Data is a big player in business success – from streamlining and optimizing operations and staffing, to gaining a competitive edge through the detailed consumer insights it can provide.
Given data itself is useless until it is put to work, savvy companies are putting vast resources into building the knowledge and infrastructure required to make best use of the data they collect.
The advances in data driven innovation have also been made possible by the delivery of higher data storage capacities, faster means of data transmission and more powerful computing performance over the past decade.
“Data layered together can derive better insight. That’s why it is important to use data from across sectors to answer some of the biggest problems we have today – for example, climate change,” says Lisa Allen, Director of Data and Services at the Open Data Institute (ODI). “That requires data from across the ecosystem to start tackling this global problem.”
“Data layered together can derive better insight. That’s why it is important to use data from across sectors to answer some of the biggest problems we have today.”
- Lisa Allen
She says the ODI’s recent report on fuel poverty data infrastructure and the fuel poverty risk index that came from it is a great example of how layers of data can be used to look at societal issues.
The report used weather data and home energy efficiency rating data alongside more traditional measures of poverty, such as eligibility for benefits. This resulted in a more thorough assessment of the societal problem of fuel poverty.
On a commercial level, global giant Netflix mines its user data on entertainment consumption to make product recommendations, as well as design new movies and television shows.
Agricultural machinery and heavy equipment corporation John Deere notes it “[relies] on terabytes of precision data to know [our customers] and their businesses better than anyone else”. The data on tractor usage is used to develop and sell technologies for precision agriculture.
A recent study exploring more than 1,600 data exchanges executed by 1,285 of the largest public and private firms found 80 percent of the exchanges are for customer data – including information about health, finances, activity and other customer behaviors.
Sharing this data with competitors may seem counterintuitive when it’s used to help companies out-compete others vying for the same customers. However, it’s clear to most companies that data plays an important role in strategic decision-making across almost every sector.
Alongside customer data, the study found that companies are also utilizing data sets on processes and competitors to make significant operational and strategic decisions.
“The ODI has worked extensively with Open Active, a community-led initiative for the sports and physical activity sector,” Allen explains.
“It builds on data about available venues and sessions to allow sports clubs or leisure operators to get more people involved in physical activity, and now sees more than 75,000 activities published per week at 1,300 locations across the United Kingdom.”
The topic of data sharing can’t be discussed without addressing privacy – with recent examples in telecommunications and health insurance good examples of what can go wrong and why companies need to be careful with how they work with any data.
Ben Szymkow, CEO at Flusso, says while the public may want to contribute to solving global issues – or enable businesses to better serve their needs – it is reasonable to expect that this will not come at the expense of personal information getting in the hands of the wrong people.

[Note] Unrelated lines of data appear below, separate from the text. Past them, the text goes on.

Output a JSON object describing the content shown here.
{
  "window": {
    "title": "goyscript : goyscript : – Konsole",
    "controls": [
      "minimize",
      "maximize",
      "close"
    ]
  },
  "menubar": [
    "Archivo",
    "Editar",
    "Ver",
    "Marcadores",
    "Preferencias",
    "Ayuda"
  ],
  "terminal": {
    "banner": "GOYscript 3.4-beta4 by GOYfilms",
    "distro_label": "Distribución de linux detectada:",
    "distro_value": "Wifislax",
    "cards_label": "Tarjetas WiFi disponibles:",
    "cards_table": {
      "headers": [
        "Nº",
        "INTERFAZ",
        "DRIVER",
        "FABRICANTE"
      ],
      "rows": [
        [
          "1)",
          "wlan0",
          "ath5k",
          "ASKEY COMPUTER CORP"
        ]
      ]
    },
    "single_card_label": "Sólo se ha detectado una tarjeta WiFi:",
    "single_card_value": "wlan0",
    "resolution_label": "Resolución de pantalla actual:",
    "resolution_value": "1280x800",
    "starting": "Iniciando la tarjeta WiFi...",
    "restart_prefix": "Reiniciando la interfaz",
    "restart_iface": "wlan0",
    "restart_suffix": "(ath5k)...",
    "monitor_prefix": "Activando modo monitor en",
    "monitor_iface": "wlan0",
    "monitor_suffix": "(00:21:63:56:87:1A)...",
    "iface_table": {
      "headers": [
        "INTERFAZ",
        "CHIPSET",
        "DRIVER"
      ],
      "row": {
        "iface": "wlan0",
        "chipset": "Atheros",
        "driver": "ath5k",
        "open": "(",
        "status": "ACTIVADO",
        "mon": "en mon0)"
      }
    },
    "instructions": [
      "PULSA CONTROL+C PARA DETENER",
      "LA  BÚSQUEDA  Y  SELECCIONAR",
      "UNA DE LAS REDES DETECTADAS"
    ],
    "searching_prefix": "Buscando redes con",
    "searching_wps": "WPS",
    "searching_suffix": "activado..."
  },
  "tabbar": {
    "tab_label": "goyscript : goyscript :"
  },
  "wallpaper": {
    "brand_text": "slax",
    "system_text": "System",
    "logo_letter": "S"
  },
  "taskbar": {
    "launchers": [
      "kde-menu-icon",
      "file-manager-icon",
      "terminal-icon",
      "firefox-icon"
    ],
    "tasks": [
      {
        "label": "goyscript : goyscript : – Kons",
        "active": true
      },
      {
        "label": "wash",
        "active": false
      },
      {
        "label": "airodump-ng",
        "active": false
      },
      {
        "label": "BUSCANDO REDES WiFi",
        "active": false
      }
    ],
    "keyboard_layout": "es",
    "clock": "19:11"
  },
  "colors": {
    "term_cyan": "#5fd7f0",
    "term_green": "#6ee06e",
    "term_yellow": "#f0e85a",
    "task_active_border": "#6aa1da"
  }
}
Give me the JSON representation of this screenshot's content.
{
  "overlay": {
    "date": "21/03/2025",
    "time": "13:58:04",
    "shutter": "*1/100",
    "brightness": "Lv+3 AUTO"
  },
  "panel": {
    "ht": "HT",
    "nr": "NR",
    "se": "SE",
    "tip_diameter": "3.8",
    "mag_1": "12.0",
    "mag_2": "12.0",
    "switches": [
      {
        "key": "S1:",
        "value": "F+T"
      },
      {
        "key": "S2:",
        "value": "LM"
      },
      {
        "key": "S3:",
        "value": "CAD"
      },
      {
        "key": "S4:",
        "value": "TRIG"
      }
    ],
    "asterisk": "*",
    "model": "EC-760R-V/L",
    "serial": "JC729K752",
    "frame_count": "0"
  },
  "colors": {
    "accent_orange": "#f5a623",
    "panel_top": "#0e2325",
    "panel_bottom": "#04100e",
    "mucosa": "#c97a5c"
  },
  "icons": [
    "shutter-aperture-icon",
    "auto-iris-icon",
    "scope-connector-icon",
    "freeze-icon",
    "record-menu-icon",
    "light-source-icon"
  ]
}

“Engaging in data sharing does carry the potential to adversely affect a system through unauthorized access, destruction, disclosure or modification of data, or unauthorised disclosure and data leakage of information shared between the partners,” he says.
“Any time an organization subscribes to or purchases a service, they are usually also receiving potentially sensitive information.”
- Ben Szymkow
“Cultivating a local data sharing ecosystem, using the right privacy-preserving technologies, can support the reduction of problems like money laundering, fraudulent transactions and more.”
It is also important to realize that companies are in data sharing relationships. “Any time an organization subscribes to or purchases a service, they are usually also receiving potentially sensitive information that carries with it risk that is rarely managed effectively,” Szymkow points out.
“In a world where there is an app for everything, it is very difficult for organizations and their boards to understand the flow of data and potential risk. The ability to identify where and how to manage and mitigate the risk through third and fourth parties is critical.”
The traditional approach to data sharing agreements and data governance is to create an exhaustive list of controls focusing on what each party cannot do with the data, Szymkow reveals. “Instead, we should focus on the appropriate flows of information the signing parties are looking to achieve and the contexts where these flows should occur.”
He notes that Helen Nissenbaum, Professor of Information Science at Cornell Tech in New York, developed the privacy theory of ‘contextual integrity’ for this purpose.
The theory takes into account not only the industry, cultural, legislative and other behavioral norms that are often left out of these agreements, but also a recognition that the ethical concerns surrounding the use of sensitive information will evolve.
The ODI has long made people aware of the risks – as well as the extensive benefits – of sharing data and has published a guide to assessing that risk.
“We often find that the perceived risks can be more about concern than actual risk, especially when they come from senior leaders unsure about data sharing,” Allen says.
“The guide weeds out the myths and misconceptions, while also showing that thorough examination of any risks is good practice.”